The myth that abusers are some sort of alien monster species is pervasive and problematic because it prevents people from believing victims of abuse. They imagine an “abuser” must be “all bad” and since they have seen some good, the allegation must be false. This isn’t logical, but when are people logical? So I agree, it’s important to change this cultural misperception. Those who abuse their power are not demons, however diabolical their actions to their victims.

That said, humanizing abusers does not mean projecting on them thoughts and intentions that are not theirs. It is difficult—impossible, even—for most people to comprehend why someone would commit an act of child sexual abuse. Therefore, we often assume the molester must have had an out-of-body moment and must feel as awful about it as we imagine we might. In most cases, that is a mistake. It’s more helpful to think about “crimes” you commit without worrying too much about it—say, speeding, or parking in a no-parking zone. This is a better way to imagine the mindset of someone who abuses another: “What’s the big deal? I wasn’t hurting anybody.
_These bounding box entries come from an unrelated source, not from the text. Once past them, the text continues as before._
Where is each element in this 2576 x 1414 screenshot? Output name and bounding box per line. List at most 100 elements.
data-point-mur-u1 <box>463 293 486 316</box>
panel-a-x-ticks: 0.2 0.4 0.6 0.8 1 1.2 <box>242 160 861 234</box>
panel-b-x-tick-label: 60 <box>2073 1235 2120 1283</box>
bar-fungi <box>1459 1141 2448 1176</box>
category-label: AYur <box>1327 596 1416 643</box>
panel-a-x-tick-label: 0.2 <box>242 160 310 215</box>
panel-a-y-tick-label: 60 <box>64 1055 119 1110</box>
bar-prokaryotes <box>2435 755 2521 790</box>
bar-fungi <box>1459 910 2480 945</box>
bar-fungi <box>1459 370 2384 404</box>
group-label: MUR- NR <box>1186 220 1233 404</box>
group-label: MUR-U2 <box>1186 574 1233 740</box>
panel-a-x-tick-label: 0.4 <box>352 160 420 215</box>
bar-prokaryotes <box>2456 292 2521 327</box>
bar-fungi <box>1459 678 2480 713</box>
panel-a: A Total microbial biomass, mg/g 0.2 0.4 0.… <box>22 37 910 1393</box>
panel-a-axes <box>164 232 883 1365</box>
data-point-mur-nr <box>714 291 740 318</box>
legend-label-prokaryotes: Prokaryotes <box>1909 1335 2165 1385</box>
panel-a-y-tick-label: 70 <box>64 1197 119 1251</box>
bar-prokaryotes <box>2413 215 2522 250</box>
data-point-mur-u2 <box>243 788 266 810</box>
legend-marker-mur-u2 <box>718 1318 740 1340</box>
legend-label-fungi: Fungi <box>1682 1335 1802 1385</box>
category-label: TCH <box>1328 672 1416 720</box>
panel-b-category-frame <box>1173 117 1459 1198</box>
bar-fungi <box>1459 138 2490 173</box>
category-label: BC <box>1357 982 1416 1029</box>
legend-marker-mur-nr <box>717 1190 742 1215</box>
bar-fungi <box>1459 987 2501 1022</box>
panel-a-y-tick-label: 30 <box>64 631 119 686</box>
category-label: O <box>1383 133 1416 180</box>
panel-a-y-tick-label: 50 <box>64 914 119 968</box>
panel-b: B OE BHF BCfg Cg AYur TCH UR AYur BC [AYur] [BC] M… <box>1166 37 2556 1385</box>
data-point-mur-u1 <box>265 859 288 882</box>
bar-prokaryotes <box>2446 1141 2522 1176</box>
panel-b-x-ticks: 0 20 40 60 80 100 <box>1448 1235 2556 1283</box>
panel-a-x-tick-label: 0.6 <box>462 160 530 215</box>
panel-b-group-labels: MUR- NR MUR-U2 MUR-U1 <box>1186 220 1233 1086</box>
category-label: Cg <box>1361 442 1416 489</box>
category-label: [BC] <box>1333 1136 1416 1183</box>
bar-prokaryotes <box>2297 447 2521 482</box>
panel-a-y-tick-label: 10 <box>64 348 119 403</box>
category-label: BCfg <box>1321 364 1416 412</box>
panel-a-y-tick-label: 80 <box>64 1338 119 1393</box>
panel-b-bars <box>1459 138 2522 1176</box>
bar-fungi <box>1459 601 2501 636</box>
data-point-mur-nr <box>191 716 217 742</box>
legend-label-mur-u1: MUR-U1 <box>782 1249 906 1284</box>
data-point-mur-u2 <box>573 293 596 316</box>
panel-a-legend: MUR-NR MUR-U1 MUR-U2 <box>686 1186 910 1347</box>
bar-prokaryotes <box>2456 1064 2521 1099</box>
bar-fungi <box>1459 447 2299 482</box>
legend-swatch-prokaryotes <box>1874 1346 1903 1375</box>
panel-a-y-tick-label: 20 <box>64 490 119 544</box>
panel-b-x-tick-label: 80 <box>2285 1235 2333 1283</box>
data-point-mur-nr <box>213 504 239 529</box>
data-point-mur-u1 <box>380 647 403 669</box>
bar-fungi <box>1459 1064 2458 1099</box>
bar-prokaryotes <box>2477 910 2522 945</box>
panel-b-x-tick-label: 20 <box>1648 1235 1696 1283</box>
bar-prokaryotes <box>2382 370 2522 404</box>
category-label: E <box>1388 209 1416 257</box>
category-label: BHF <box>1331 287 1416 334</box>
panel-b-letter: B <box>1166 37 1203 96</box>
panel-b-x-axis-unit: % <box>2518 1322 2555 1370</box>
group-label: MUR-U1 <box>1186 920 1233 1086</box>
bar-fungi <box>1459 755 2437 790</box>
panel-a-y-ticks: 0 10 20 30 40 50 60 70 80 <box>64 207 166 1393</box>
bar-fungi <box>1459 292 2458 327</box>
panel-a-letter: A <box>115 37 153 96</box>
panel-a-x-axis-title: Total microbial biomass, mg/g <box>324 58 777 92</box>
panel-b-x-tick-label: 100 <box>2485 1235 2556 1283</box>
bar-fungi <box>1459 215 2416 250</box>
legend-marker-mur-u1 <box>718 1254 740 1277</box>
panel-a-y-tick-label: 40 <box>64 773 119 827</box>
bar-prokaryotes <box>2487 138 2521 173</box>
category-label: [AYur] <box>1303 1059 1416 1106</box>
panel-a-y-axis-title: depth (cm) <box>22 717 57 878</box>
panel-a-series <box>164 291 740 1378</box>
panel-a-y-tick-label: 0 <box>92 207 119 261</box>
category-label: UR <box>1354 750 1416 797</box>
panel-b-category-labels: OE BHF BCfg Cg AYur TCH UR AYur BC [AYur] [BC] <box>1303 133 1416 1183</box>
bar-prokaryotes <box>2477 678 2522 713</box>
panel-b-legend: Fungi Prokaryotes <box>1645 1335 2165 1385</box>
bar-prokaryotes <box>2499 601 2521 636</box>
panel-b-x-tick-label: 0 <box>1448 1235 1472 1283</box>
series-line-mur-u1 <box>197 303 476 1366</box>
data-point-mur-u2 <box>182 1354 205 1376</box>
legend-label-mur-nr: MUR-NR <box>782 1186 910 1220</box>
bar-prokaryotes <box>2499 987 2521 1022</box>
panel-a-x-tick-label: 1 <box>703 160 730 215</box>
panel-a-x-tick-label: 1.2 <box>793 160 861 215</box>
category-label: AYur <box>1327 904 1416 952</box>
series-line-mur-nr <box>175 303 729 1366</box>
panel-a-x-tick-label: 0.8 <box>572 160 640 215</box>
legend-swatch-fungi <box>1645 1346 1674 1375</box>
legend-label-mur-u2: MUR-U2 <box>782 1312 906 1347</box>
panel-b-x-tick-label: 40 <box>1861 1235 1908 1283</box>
The rules don’t make sense, anyway.” (This is a good moment to recommend Hunting Warhead again if you are ready for some quite chilling interviews with a serial child sexual abuser who said, “Certainly I didn’t hurt anybody as far as I’m concerned. Not physically anyway…")

I tweeted about this the other day: we tend to imagine abusers are sociopaths (monsters with no empathy) or addicts (good people with a terrible weakness who hate their mistakes), but the truth is that self-justification is part of human nature. The difference between “us” and “them” is what we’ve convinced ourselves is “okay”. This goes for those who fail to take the right steps to investigate abuse, too. As we see over and over, a person’s ideas of what’s okay can change quite quickly when the situation goes from a hypothetical to something specific and personal.

I’m starting to think the word “abuse” is part of the problem. The word conjures up thoughts of “monsters” and “torture” and it makes people defensive and prickly. It is not helpful to divide the world into “abusers” and “good people” when reality has much more nuance to it.

We are relational beings. We want things of each other—that is normal. In a healthy state, we would ask for what we want and accept the other’s right to say no. But there are so many unhealthy behaviors that we normalize. Before the “monstrous” abuser who demands and takes by force is the person who lies and takes by deceit… and before that, the person who manipulates and guilt trips and nags… What else do we accept as normal? That is a topic that deserves its own post.